“Now no chastening for the present seemeth to be joyous but grievous.” The words used here are real important to help us understand how correction needs to work. The word grievous, or to grieve, usually has to do with a loss. It is not just the thought of a loss, but dealing with the finality of a loss. When it refers to a thought about a loved one who we have lost, it has a finality, but there is a grief associated with that “finality” that we have to work through. You can’t just turn grief off. Sometimes people have to see the person who has died in their dead state because it helps them in their mind to accept the fact that it has happened. If someone is taken away and you don’t know what has happened to them, you feel terrible and you are often wondering what ever happened to them. This often happens with prisoners of war. Not knowing what has happened to them prevents the finality or closure that we need, and it can lead to many troubling thoughts.
In dealing with the finality of a loss, the grieving can go on for quite some time. The returning memories can bring back the grieving again. It is healthy to go through the grieving time, and not to try to sidestep it.

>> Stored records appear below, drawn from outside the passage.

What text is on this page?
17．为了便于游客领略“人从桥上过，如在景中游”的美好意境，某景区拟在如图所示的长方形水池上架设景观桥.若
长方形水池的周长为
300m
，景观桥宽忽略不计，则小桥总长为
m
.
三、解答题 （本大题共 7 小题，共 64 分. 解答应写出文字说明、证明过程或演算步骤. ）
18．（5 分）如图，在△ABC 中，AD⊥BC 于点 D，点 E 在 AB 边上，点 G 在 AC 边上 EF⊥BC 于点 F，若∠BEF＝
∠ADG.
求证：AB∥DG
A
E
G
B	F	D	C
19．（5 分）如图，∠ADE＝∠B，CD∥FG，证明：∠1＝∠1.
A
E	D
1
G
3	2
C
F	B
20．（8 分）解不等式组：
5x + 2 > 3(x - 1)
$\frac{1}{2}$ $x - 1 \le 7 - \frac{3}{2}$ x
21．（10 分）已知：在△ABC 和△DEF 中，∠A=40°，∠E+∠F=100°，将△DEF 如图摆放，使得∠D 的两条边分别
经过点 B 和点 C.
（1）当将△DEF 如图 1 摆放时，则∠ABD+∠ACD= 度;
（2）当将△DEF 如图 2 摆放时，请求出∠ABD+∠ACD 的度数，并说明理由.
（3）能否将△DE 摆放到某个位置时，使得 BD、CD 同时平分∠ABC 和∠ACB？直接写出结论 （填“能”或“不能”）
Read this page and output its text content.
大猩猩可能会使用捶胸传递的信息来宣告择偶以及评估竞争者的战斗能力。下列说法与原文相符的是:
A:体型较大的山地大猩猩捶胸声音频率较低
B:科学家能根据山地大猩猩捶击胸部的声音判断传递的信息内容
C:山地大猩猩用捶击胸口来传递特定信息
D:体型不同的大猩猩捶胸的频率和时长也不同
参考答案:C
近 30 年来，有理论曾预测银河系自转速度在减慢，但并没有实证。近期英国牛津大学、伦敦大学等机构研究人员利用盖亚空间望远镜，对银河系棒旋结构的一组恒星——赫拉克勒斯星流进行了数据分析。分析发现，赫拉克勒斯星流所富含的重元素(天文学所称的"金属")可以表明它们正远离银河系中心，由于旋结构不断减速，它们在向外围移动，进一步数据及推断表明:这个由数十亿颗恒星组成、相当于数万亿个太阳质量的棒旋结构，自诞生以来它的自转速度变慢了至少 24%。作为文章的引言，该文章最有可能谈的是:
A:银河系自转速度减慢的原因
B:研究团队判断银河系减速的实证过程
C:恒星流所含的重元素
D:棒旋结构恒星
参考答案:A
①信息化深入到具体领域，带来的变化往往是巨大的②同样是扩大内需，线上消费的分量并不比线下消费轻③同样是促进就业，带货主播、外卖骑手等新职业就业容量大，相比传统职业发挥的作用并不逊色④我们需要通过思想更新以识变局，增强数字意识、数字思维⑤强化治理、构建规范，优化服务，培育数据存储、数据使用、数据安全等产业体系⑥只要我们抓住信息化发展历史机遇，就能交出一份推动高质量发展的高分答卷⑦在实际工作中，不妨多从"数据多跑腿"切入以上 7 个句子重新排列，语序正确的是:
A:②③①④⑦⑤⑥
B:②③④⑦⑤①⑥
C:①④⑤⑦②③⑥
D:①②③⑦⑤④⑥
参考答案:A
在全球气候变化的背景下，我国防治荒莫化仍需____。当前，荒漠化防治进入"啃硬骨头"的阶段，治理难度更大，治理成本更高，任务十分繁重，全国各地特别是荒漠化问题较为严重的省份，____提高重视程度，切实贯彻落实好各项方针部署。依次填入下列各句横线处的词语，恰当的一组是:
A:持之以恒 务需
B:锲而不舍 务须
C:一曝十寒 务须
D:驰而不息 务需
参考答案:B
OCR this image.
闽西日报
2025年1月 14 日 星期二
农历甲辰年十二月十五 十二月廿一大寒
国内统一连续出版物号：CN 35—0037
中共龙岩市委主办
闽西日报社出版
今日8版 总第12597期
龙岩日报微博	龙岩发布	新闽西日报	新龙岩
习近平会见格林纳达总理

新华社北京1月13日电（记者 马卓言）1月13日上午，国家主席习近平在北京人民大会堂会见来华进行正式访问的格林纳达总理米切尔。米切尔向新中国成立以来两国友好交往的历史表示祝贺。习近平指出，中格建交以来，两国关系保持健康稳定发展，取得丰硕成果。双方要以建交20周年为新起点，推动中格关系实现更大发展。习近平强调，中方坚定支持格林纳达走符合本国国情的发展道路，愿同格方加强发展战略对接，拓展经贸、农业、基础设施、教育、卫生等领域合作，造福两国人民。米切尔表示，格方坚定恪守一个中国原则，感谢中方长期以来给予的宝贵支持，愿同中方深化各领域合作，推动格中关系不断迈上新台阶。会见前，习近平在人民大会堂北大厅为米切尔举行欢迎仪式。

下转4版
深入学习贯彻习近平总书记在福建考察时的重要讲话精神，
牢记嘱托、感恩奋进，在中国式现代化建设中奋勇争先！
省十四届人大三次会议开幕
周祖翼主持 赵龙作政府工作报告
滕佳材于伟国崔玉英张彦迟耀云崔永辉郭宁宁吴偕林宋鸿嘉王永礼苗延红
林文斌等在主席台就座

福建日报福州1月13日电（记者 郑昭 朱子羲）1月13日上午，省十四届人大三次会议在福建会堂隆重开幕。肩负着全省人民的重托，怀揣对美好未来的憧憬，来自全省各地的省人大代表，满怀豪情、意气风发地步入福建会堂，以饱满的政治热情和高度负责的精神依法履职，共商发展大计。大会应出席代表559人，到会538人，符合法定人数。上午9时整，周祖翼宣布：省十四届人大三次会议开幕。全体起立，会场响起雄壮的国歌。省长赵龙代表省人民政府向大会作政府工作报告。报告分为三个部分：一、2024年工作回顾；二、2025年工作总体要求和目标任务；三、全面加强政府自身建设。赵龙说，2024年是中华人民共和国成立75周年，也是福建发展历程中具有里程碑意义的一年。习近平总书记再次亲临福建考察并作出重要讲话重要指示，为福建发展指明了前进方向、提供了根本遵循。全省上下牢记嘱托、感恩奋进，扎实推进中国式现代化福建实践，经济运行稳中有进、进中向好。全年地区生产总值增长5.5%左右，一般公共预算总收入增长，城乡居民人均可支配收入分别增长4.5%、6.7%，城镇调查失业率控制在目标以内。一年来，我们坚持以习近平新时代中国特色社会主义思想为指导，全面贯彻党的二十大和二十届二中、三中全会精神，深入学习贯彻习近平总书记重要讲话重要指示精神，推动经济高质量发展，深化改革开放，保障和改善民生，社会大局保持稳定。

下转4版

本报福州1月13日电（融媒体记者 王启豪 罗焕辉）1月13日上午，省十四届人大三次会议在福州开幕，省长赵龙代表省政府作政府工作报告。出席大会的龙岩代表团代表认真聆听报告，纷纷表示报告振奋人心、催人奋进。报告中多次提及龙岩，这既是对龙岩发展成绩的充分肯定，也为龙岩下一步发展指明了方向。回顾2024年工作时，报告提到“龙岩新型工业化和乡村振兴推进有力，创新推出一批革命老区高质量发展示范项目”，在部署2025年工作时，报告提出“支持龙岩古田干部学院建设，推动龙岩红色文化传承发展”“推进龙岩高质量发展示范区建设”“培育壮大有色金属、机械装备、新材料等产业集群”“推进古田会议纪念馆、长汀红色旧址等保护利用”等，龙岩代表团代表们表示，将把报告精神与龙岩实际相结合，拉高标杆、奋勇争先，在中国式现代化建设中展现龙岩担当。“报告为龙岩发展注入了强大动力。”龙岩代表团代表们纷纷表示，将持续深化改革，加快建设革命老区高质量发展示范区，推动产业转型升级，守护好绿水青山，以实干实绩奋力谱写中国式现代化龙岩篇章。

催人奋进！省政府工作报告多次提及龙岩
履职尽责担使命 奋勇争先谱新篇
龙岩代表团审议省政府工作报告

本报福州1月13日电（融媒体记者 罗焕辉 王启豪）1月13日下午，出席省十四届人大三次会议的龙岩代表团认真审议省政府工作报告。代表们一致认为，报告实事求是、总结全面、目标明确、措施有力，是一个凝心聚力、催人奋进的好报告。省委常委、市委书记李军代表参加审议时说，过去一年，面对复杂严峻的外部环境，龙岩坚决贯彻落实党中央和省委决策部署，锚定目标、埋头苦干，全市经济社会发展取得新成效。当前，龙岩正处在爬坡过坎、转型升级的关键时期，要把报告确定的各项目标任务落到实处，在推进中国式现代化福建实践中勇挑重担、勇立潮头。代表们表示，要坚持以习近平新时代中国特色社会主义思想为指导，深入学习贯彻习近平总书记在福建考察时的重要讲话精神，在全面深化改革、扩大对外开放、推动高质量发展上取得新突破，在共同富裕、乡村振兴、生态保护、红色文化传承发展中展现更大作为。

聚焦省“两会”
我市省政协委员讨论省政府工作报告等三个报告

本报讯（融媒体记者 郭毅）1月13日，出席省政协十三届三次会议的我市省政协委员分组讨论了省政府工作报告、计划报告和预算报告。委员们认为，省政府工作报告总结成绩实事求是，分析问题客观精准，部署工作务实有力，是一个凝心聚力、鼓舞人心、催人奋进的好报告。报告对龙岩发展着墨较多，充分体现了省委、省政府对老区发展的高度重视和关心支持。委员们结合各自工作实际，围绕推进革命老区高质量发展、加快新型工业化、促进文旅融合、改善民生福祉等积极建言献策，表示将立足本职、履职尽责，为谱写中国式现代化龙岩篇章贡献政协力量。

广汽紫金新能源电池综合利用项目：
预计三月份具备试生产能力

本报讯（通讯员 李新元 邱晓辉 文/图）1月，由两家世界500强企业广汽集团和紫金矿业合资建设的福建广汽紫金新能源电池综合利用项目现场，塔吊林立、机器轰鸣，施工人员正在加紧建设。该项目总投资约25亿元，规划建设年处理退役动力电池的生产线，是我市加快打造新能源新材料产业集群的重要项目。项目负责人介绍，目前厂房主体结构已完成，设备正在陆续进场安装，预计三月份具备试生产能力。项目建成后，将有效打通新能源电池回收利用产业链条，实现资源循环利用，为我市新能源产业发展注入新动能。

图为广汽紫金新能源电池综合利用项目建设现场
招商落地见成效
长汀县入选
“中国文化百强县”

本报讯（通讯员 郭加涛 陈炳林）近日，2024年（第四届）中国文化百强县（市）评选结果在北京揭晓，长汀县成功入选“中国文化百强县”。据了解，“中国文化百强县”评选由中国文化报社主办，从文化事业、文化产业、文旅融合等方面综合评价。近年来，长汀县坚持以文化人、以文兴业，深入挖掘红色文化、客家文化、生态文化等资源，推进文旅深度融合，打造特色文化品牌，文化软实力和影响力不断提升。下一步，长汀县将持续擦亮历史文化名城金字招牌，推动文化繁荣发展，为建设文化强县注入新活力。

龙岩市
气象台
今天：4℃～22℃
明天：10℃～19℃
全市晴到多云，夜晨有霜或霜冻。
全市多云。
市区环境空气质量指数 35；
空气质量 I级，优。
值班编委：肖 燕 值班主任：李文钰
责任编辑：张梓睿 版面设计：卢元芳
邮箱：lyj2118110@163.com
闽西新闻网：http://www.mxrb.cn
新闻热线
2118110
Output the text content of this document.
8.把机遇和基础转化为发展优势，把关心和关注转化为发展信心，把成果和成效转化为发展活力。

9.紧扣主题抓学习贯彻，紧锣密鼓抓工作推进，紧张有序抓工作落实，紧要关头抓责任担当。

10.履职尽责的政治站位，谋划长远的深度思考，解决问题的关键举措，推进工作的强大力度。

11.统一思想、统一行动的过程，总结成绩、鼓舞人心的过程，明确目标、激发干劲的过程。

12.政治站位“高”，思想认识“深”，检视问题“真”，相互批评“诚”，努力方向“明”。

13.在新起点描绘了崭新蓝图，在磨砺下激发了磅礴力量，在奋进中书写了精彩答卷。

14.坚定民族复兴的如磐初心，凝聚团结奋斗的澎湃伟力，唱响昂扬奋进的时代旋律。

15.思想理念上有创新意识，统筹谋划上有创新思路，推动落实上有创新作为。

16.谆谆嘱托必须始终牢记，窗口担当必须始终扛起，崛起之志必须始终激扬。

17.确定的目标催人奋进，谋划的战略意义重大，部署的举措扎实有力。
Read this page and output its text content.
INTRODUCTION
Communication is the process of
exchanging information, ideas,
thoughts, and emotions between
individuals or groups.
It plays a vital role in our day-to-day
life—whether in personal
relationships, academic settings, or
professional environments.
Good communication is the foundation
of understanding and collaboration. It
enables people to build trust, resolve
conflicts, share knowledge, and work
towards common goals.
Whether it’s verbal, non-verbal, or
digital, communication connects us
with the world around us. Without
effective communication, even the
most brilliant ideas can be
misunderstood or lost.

Now back to the scripture’s thought “Now no chastening for the present seemeth to be joyous, but grievous…” In the chastening of the Lord, He will bring something he is correcting us for keenly to our attention. If the Lord puts his finger on something, we must accept it as “final”. There needs to be a finality about it, or else we will not properly grieve through it, and healing will not come. The enemy of our soul will try to work in a way that seems to create a confusion, but when the Lord corrects there’s a clear finality about it. If we don’t accept the Lord’s “finger”, we will not go through the grieving process correctly – and consequently we will not receive the spiritual healing we need.